Uzaylıların kafası bayağı karışır.
Sonra diğer coğrafyalara bakarlar. Yardımseverlik, emanete riayet, insana saygı, tabiata özen…
50 MERCEDES’LE CUMA’YA GİDEN Mİ BİSİKLETLE İŞE GİDEN Mİ
Bakar ki kral ama pilotluk yaparak ve bunun reklamını yapmadan halkına faydalı olmaya çalışıyor.
Başbakan ve Bakanlar, en ufak bir yolsuzluk ithamında -gerçek olmasa bile- istifa edecek kadar onurlu.
Bir yanda minicik yalanları ortaya çıkınca utanıp başbakanlıkları, bakanlıkları bırakanlar, diğer yanda o makamlarda utanma hissinden yoksun olarak sırtını yalanlara dayayarak ayakta durabilenler.

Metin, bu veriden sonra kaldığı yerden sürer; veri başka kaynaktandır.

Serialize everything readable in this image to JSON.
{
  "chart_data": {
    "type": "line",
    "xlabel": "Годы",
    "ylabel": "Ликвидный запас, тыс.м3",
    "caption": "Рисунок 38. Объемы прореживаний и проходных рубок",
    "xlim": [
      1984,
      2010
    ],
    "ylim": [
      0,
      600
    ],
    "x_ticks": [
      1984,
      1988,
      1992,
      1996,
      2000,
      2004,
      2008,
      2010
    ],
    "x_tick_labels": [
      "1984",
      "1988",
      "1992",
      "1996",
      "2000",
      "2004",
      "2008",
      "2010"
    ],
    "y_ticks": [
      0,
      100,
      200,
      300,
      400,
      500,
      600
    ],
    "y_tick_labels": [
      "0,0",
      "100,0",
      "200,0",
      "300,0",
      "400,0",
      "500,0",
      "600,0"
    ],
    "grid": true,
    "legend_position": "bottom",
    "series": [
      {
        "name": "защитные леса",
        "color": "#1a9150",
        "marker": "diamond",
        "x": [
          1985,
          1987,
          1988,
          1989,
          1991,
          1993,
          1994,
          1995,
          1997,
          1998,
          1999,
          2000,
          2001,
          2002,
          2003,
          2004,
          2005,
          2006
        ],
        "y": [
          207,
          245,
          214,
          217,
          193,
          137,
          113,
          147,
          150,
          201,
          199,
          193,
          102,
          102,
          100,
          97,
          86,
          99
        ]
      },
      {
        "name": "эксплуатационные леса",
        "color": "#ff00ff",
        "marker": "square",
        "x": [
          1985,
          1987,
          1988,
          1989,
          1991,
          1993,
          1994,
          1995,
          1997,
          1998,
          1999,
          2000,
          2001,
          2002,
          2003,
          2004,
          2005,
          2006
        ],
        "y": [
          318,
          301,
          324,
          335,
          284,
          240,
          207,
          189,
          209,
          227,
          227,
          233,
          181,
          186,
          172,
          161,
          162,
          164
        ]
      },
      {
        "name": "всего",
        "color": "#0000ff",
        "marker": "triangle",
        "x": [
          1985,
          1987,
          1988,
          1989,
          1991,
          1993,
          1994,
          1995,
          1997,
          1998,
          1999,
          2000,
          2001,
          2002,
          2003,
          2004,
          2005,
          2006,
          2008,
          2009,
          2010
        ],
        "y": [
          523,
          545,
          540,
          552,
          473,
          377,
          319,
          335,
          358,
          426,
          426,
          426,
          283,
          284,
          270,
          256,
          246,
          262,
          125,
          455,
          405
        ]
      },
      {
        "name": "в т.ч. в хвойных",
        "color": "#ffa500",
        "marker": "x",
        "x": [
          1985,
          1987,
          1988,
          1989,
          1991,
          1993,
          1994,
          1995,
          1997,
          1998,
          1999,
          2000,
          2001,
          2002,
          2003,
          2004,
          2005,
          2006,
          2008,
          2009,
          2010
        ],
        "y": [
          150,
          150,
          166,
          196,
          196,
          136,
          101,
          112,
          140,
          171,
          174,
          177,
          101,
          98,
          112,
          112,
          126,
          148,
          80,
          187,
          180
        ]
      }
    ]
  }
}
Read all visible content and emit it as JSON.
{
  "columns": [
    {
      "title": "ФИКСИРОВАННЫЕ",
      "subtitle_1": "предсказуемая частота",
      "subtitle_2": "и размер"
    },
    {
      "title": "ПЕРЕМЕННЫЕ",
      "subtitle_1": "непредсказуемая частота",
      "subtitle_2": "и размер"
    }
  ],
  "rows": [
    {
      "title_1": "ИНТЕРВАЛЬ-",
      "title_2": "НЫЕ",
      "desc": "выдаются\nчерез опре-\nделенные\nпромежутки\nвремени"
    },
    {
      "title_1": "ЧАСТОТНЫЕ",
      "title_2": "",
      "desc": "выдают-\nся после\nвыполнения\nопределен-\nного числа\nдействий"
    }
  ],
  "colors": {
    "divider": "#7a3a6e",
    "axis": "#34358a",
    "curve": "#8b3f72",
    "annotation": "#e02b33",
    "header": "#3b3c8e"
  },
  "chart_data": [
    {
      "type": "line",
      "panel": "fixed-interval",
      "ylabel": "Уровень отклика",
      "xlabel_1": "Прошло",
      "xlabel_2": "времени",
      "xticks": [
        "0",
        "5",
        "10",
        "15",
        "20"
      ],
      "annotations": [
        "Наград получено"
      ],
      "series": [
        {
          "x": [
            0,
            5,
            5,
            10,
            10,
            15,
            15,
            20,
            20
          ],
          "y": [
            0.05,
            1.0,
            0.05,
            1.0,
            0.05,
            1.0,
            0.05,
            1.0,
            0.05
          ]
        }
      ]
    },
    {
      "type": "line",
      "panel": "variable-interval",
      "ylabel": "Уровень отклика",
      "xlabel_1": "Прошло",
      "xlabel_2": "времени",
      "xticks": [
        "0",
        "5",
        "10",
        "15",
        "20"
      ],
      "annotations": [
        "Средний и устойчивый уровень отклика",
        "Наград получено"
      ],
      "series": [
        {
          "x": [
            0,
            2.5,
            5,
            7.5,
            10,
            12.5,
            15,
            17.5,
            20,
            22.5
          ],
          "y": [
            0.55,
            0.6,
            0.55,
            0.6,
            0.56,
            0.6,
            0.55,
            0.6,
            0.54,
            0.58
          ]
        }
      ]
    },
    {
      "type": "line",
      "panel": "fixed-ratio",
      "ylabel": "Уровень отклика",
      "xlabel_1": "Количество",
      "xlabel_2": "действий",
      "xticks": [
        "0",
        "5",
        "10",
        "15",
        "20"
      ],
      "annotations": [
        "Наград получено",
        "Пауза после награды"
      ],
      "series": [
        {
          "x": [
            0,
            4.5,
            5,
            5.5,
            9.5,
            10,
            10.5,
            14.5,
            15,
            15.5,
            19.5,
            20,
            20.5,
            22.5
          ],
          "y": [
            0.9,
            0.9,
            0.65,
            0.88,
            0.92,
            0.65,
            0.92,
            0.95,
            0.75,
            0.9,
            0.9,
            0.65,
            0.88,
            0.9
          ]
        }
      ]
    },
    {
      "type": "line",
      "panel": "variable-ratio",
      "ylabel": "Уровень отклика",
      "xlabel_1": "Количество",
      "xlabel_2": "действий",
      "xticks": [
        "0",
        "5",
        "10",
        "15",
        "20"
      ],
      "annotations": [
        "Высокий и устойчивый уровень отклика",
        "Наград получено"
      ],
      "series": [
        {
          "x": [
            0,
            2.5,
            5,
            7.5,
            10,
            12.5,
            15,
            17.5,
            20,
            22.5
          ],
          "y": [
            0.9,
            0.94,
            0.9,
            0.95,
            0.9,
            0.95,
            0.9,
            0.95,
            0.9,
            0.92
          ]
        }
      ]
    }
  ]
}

Bakar ki başbakan ama kiliseye makam aracıyla gitmiyor. Hatta makamına bisikletle gidiyor. Halkı gibi yaşıyor. Gurur ve kibirden beslenmiyor, ağzından kin ve nefret fışkırmıyor.
Gördükleri karşısında uzaylıların beyin devrelerinden dumanlar çıkar herhalde!
Ne kanaate varırlar? Herhalde Müslümanlığın şekli yanları Ortadoğu’da kalmış özü ve ahlaki tarafları batıya yerleşmiş diye düşünürler. Yani şekli Doğu’da, ruhu Batı’da.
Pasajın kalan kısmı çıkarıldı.